Not surprisingly for someone aspiring to a greater leadership role, Hower found the people component of his on-campus experience especially engaging. “I enjoyed meeting and interacting with new people including my fellow students, EMP instructors and staff, and other campus staff. I also gained back a little levity to my perspective, which I think perhaps had been whittled down a bit.”

Perhaps the biggest Program takeaway for Hower was a better understanding that leadership requires seeing connections, identifying gaps, and building a climate for success. “Your people make you a leader,” he says. “You need to be able to inspire action, set the cultural tone, create togetherness, provide trust when warranted and safety when needed. You need to be able to assume the risks of leadership.” 

As a military officer, leadership and ethics are critically important. Hower says the CU Boulder EMP expanded on these areas in the curriculum.  “Ethics is a part of the EMP bedrock and was reinforced in each engineering management course that I took at 

CU Boulder,” he says. “Program instruction continually highlighted the direct link between leadership and a resolute ethical approach. I think that above all, the Program widened my aperture and strengthened my understanding of the connection from ethics to leadership.” 

Applying Leadership Principles On the Job

Hower credits three specific areas of his professional development to his experiences at CU Boulder EMP: “Growth in perspective. Confidence in performance. And a resilient mindset,” he says.

He took the leadership principles he learned in the classroom and began to apply them back on the job with the Navy. “I am working to ingrain learning as a part of the organizational culture within my department and to identify and remove roadblocks. I’ve shared my intent across our department, delegated that our leads reestablish training plans for their staff and we’ve carved out a section of the fiscal year budget to fence for training requirements,” he says. “Learning is a continual process for us all.” 

Hower says another important leadership skill he puts into practice is trust: trusting individuals or your team to perform at a successful level. “Our team here was successful well before I arrived, and I know that they’ll continue to be after I depart. I lean on their know-how and challenge our staff when necessary. New impediments or tasks may occasionally slow us down. But I understand that missteps or failures are a part of the learning process too.” 

As an engineering management leader, Hower has his own professional goals. “I’d like the opportunity to lead a major Naval installation public works department, or fill an executive leadership position at a Naval Facilities Engineering Command (NAVFAC) regional office or headquarters,” he says. 

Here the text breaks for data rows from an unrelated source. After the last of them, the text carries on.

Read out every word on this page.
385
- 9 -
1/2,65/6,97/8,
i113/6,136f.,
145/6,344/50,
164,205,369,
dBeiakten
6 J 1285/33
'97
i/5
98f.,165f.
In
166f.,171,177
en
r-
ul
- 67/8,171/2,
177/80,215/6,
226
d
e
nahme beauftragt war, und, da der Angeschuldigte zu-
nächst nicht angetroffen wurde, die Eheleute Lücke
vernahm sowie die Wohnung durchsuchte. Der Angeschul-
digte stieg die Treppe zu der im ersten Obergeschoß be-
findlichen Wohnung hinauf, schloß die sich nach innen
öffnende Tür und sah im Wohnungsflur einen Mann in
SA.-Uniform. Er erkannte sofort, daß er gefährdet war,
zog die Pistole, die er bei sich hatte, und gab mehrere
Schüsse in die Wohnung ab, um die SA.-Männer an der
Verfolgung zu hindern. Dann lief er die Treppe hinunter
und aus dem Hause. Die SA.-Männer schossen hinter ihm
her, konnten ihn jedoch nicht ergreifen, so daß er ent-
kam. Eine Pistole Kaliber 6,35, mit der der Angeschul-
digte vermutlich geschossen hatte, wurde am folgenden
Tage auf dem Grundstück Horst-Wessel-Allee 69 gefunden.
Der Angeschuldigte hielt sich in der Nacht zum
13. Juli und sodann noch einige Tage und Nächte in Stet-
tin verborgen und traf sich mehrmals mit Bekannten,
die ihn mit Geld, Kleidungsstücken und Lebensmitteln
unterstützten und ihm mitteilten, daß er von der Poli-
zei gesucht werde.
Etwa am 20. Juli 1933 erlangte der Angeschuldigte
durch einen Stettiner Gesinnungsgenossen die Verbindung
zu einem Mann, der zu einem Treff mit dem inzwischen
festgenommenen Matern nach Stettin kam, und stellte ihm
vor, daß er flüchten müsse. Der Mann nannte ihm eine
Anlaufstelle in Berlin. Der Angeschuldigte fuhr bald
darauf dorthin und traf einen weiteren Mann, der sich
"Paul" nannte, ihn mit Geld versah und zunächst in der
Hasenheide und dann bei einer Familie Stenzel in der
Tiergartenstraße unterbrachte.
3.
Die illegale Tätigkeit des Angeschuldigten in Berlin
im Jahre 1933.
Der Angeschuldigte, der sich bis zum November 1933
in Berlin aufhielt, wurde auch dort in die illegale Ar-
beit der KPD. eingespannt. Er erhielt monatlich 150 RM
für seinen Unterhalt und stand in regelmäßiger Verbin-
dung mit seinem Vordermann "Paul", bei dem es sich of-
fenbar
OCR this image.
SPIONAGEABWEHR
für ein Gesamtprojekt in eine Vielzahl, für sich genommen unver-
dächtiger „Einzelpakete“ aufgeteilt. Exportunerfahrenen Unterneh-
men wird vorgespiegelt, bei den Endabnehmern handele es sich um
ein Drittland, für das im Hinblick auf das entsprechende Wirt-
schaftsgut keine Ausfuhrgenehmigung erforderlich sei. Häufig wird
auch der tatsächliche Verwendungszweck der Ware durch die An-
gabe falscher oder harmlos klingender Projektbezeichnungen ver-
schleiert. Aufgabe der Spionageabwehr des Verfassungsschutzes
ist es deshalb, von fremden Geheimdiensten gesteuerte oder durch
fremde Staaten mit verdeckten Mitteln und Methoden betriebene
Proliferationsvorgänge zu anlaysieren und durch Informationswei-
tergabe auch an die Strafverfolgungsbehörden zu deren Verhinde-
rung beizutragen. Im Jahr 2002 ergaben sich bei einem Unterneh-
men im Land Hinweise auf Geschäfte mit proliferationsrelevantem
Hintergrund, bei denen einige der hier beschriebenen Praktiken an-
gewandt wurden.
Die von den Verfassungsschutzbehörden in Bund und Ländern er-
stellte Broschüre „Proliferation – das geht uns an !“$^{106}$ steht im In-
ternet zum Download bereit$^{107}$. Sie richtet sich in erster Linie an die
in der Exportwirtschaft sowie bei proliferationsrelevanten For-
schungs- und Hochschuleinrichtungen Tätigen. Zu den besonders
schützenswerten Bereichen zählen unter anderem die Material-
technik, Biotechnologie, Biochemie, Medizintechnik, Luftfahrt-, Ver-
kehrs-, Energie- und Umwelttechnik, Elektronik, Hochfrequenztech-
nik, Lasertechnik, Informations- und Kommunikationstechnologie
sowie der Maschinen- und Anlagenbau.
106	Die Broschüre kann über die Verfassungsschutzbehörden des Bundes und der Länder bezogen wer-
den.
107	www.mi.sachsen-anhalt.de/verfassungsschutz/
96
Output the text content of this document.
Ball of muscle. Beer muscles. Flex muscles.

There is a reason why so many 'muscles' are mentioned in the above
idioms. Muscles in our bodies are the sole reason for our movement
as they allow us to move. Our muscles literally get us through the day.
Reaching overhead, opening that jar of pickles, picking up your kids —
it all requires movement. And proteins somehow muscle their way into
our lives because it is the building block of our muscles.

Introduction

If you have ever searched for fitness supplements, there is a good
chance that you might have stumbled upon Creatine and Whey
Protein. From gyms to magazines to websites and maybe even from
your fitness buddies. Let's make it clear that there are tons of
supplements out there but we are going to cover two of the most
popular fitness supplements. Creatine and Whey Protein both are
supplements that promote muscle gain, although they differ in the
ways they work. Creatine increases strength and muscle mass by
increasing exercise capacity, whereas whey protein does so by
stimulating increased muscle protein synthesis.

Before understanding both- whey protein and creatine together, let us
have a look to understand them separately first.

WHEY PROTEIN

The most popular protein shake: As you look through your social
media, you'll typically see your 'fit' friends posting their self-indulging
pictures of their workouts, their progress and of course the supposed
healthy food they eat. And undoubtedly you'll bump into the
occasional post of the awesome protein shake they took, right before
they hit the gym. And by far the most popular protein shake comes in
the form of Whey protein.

Engineering Leadership and Career Growth

Given what the CU Boulder EMP has contributed to his own career growth so far, Hower would not hesitate to recommend the Program to his fellow Naval officers. He believes the benefits of the EMP pay off for both students and their employers — in this case, the United States Navy. “In the Navy, CEC officers are tasked with leading and managing diverse groups of people and resources across a wide array of organizations in accomplishing a vast collection of technical and administrative responsibilities and missions. When considering a graduate degree, I believe that an engineering management degree like the CU Boulder EMP best merges the CEC role’s technical and managerial facets and produces the best value to the officer/student. “ He adds, “Simply stated: The Program and the team supporting it are superb. I highly value the time I was able to spend learning with them.”

As he continues his own engineering leadership path and career growth, Hower offers some advice to colleagues who want to develop better leadership skills — advice fine-tuned by his own professional and educational experiences: ”Pursue leadership challenges in whatever shape, size or situation that comes,” he says. “And always be on the lookout for learning opportunities.”